Rain is a common natural phenomenon. Taking images in the rain however often results in degraded quality of images, thus compromises the performance of many computer vision systems. Most existing de-rain algorithms use only one single input image and aim to recover a clean image. Few work has exploited stereo images. Moreover, even for single image based monocular deraining, many current methods fail to complete the task satisfactorily because they mostly rely on per pixel loss functions and ignore semantic information. In this paper, we present a Paired Rain Removal Network (PRRNet), which exploits both stereo images and semantic information.

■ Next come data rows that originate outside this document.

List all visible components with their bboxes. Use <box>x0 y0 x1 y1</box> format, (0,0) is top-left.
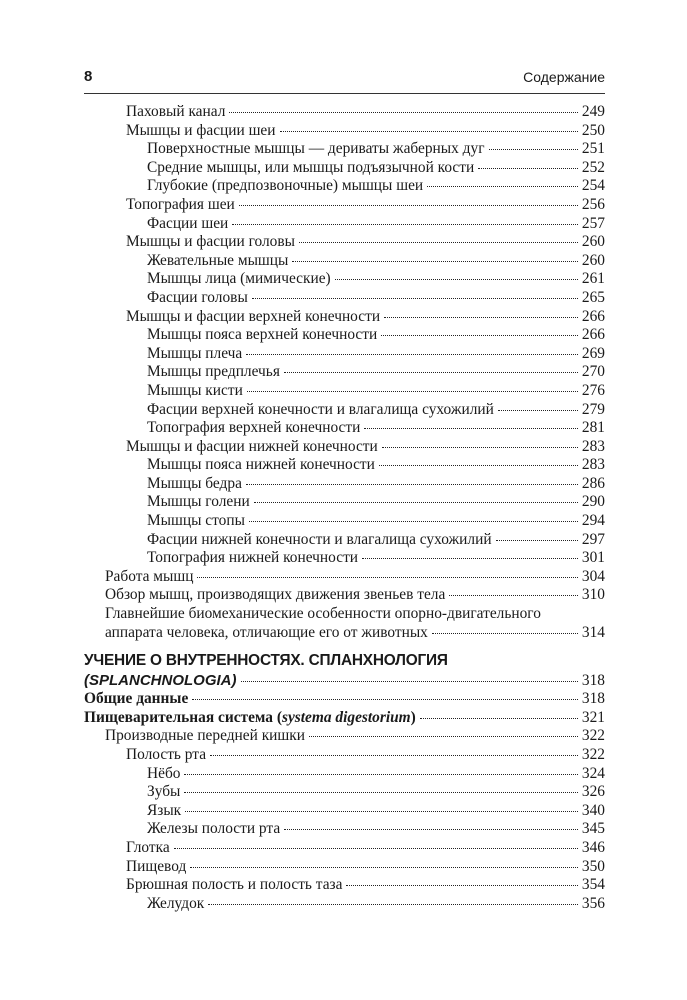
toc-entry <box>84 746 605 765</box>
header-rule <box>84 93 605 94</box>
toc-entry-page: 283 <box>581 456 605 474</box>
leader-dots <box>381 335 578 336</box>
toc-entry-page: 301 <box>581 549 605 567</box>
toc-entry-title: аппарата человека, отличающие его от животных <box>105 623 428 641</box>
toc-entry-title: Фасции верхней конечности и влагалища сухожилий <box>147 400 494 418</box>
toc-entry <box>84 308 605 327</box>
leader-dots <box>379 465 578 466</box>
leader-dots <box>241 681 578 682</box>
toc-entry-title: Мышцы и фасции верхней конечности <box>126 307 381 325</box>
leader-dots <box>432 633 578 634</box>
toc-entry-title: Нёбо <box>147 764 181 782</box>
toc-entry-page: 269 <box>581 344 605 362</box>
toc-entry-page: 276 <box>581 381 605 399</box>
leader-dots <box>197 577 577 578</box>
toc-entry-title: Мышцы пояса верхней конечности <box>147 326 378 344</box>
toc-entry-title: Фасции нижней конечности и влагалища сухожилий <box>147 530 492 548</box>
toc-entry-page: 290 <box>581 493 605 511</box>
leader-dots <box>247 391 578 392</box>
leader-dots <box>382 447 578 448</box>
leader-dots <box>184 774 577 775</box>
leader-dots <box>174 848 578 849</box>
toc-entry-title: Пищевод <box>126 857 187 875</box>
leader-dots <box>478 168 578 169</box>
latin-name: systema digestorium <box>281 708 411 726</box>
toc-entry-page: 345 <box>581 820 605 838</box>
toc-entry <box>84 456 605 475</box>
toc-entry <box>84 876 605 895</box>
toc-entry-title: Зубы <box>147 783 181 801</box>
toc-entry-title: Фасции шеи <box>147 214 229 232</box>
table-of-contents <box>84 103 605 913</box>
toc-entry-page: 283 <box>581 437 605 455</box>
toc-entry-page: 250 <box>581 121 605 139</box>
toc-entry-title: Полость рта <box>126 746 207 763</box>
toc-entry <box>84 475 605 494</box>
toc-entry-line: Главнейшие биомеханические особенности опорно-двигательного <box>105 605 541 623</box>
leader-dots <box>427 186 578 187</box>
toc-entry-page: 266 <box>581 307 605 325</box>
toc-entry <box>84 270 605 289</box>
latin-name: SPLANCHNOLOGIA <box>89 672 232 690</box>
page-header <box>84 67 605 89</box>
toc-entry <box>84 531 605 550</box>
leader-dots <box>190 867 578 868</box>
leader-dots <box>192 699 578 700</box>
toc-entry <box>84 401 605 420</box>
toc-entry-page: 286 <box>581 474 605 492</box>
chapter-latin-title <box>84 671 605 690</box>
chapter-title: УЧЕНИЕ О ВНУТРЕННОСТЯХ. СПЛАНХНОЛОГИЯ <box>84 652 448 670</box>
toc-entry <box>84 549 605 568</box>
toc-entry-title: Глотка <box>126 838 170 856</box>
toc-entry-title: Мышцы кисти <box>147 381 243 399</box>
toc-entry-title: Железы полости рта <box>147 820 281 838</box>
leader-dots <box>254 502 578 503</box>
leader-dots <box>280 131 578 132</box>
leader-dots <box>346 885 577 886</box>
leader-dots <box>335 279 578 280</box>
toc-entry <box>84 727 605 746</box>
leader-dots <box>232 224 578 225</box>
toc-entry-title: Мышцы бедра <box>147 474 242 492</box>
toc-entry <box>84 586 605 605</box>
toc-entry <box>84 568 605 587</box>
toc-entry-page: 257 <box>581 214 605 232</box>
toc-entry-title: Топография шеи <box>126 195 235 213</box>
toc-entry <box>84 802 605 821</box>
toc-entry-title: Мышцы и фасции головы <box>126 233 295 251</box>
toc-entry-page: 354 <box>581 876 605 894</box>
toc-entry-page: 270 <box>581 363 605 381</box>
toc-entry-page: 314 <box>581 623 605 641</box>
toc-entry-page: 297 <box>581 530 605 548</box>
toc-entry <box>84 765 605 784</box>
leader-dots <box>252 298 578 299</box>
toc-entry-title: Обзор мышц, производящих движения звеньев тела <box>105 586 446 604</box>
leader-dots <box>309 736 578 737</box>
leader-dots <box>284 372 578 373</box>
toc-entry-page: 310 <box>581 586 605 604</box>
toc-entry <box>84 512 605 531</box>
toc-entry <box>84 858 605 877</box>
leader-dots <box>496 540 578 541</box>
toc-entry-page: 321 <box>581 708 605 726</box>
toc-entry-title: Поверхностные мышцы — дериваты жаберных дуг <box>147 140 485 158</box>
toc-entry-title: Брюшная полость и полость таза <box>126 876 343 894</box>
leader-dots <box>384 317 578 318</box>
toc-entry-page: 266 <box>581 326 605 344</box>
toc-entry-page: 279 <box>581 400 605 418</box>
toc-entry-title: Топография нижней конечности <box>147 549 359 567</box>
leader-dots <box>185 811 578 812</box>
toc-entry-title: Мышцы голени <box>147 493 250 511</box>
paren-close: ) <box>231 672 237 690</box>
toc-entry-page: 281 <box>581 419 605 437</box>
toc-entry <box>84 839 605 858</box>
toc-entry-title: Глубокие (предпозвоночные) мышцы шеи <box>147 177 424 195</box>
toc-entry <box>84 289 605 308</box>
toc-entry <box>84 196 605 215</box>
toc-entry-page: 260 <box>581 233 605 251</box>
toc-entry-page: 324 <box>581 764 605 782</box>
toc-entry <box>84 159 605 178</box>
toc-entry-title: Мышцы пояса нижней конечности <box>147 456 375 474</box>
toc-entry-title: Мышцы плеча <box>147 344 243 362</box>
toc-entry <box>84 820 605 839</box>
leader-dots <box>210 755 578 756</box>
leader-dots <box>184 792 578 793</box>
leader-dots <box>292 261 578 262</box>
toc-entry-title: Топография верхней конечности <box>147 419 361 437</box>
toc-entry <box>84 363 605 382</box>
toc-entry <box>84 326 605 345</box>
leader-dots <box>246 484 578 485</box>
leader-dots <box>249 521 578 522</box>
toc-entry-title: Работа мышц <box>105 567 194 585</box>
toc-entry-title: Средние мышцы, или мышцы подъязычной кости <box>147 158 475 176</box>
toc-entry-page: 294 <box>581 512 605 530</box>
toc-entry <box>84 895 605 914</box>
toc-block-muscles <box>84 103 605 605</box>
toc-entry-page: 326 <box>581 783 605 801</box>
leader-dots <box>364 428 578 429</box>
toc-entry <box>84 419 605 438</box>
toc-entry-page: 346 <box>581 838 605 856</box>
leader-dots <box>362 558 578 559</box>
toc-entry-title: Желудок <box>147 894 205 912</box>
toc-entry-title: Фасции головы <box>147 288 248 306</box>
toc-entry-page: 318 <box>581 690 605 708</box>
leader-dots <box>420 718 578 719</box>
toc-entry-page: 340 <box>581 801 605 819</box>
section-title: Содержание <box>523 69 605 85</box>
leader-dots <box>489 149 578 150</box>
toc-entry-page: 318 <box>581 672 605 690</box>
toc-entry-page: 256 <box>581 195 605 213</box>
toc-entry-page: 260 <box>581 251 605 269</box>
toc-entry-page: 350 <box>581 857 605 875</box>
toc-entry-title: Пищеварительная система ( <box>84 708 282 726</box>
toc-entry <box>84 177 605 196</box>
leader-dots <box>498 410 578 411</box>
toc-entry-page: 252 <box>581 158 605 176</box>
toc-entry-page: 304 <box>581 567 605 585</box>
toc-entry-page: 322 <box>581 746 605 763</box>
toc-entry-title: Паховый канал <box>126 103 226 120</box>
toc-entry-title: Мышцы лица (мимические) <box>147 270 331 288</box>
toc-entry-general <box>84 690 605 709</box>
leader-dots <box>239 205 578 206</box>
leader-dots <box>299 242 578 243</box>
toc-entry-title: Мышцы стопы <box>147 512 245 530</box>
page-number: 8 <box>84 68 93 85</box>
toc-entry <box>84 345 605 364</box>
toc-entry-title: Производные передней кишки <box>105 727 305 745</box>
toc-entry <box>84 233 605 252</box>
toc-entry-multiline <box>84 605 605 642</box>
toc-entry <box>84 438 605 457</box>
toc-entry-title: Язык <box>147 801 182 819</box>
toc-entry-page: 249 <box>581 103 605 120</box>
leader-dots <box>449 595 578 596</box>
toc-entry <box>84 493 605 512</box>
toc-entry <box>84 103 605 122</box>
paren-close: ) <box>410 708 416 726</box>
toc-entry-page: 356 <box>581 894 605 912</box>
leader-dots <box>208 904 578 905</box>
toc-entry-page: 265 <box>581 288 605 306</box>
toc-entry-title: Жевательные мышцы <box>147 251 289 269</box>
toc-entry <box>84 215 605 234</box>
toc-entry-title: Мышцы и фасции шеи <box>126 121 276 139</box>
toc-entry <box>84 252 605 271</box>
toc-entry-title: Мышцы и фасции нижней конечности <box>126 437 378 455</box>
toc-entry-page: 261 <box>581 270 605 288</box>
leader-dots <box>246 354 578 355</box>
leader-dots <box>284 829 578 830</box>
toc-entry-title: Общие данные <box>84 690 189 708</box>
toc-entry <box>84 382 605 401</box>
toc-entry-page: 251 <box>581 140 605 158</box>
toc-entry <box>84 783 605 802</box>
toc-block-digestive <box>84 727 605 913</box>
paren-open: ( <box>84 672 89 690</box>
toc-entry-digestive-system <box>84 709 605 728</box>
toc-entry-title: Мышцы предплечья <box>147 363 280 381</box>
toc-entry <box>84 122 605 141</box>
toc-entry <box>84 140 605 159</box>
leader-dots <box>229 112 578 113</box>
toc-entry-page: 254 <box>581 177 605 195</box>
toc-entry-page: 322 <box>581 727 605 745</box>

Specifically, we develop a Semantic-Aware Deraining Module (SADM) which solves both tasks of semantic segmentation and deraining of scenes, and a Semantic-Fusion Network (SFNet) and a View-Fusion Network (VFNet) which fuse semantic information and multi-view information respectively. In addition, we also introduce an Enhanced Paired Rain Removal Network (EPRRNet) which exploits semantic prior to remove rain streaks from stereo images. We first use a coarse deraining network to reduce the rain streaks on the input images, and then adopt a pre-trained semantic segmentation network to extract semantic features from the coarse derained image. Finally, a parallel stereo deraining network fuses semantic and multi-view information to restore finer results. We also propose new stereo based rainy datasets for benchmarking. Experiments on both monocular and the newly proposed stereo rainy datasets demonstrate that the proposed method achieves the state-of-the-art performance.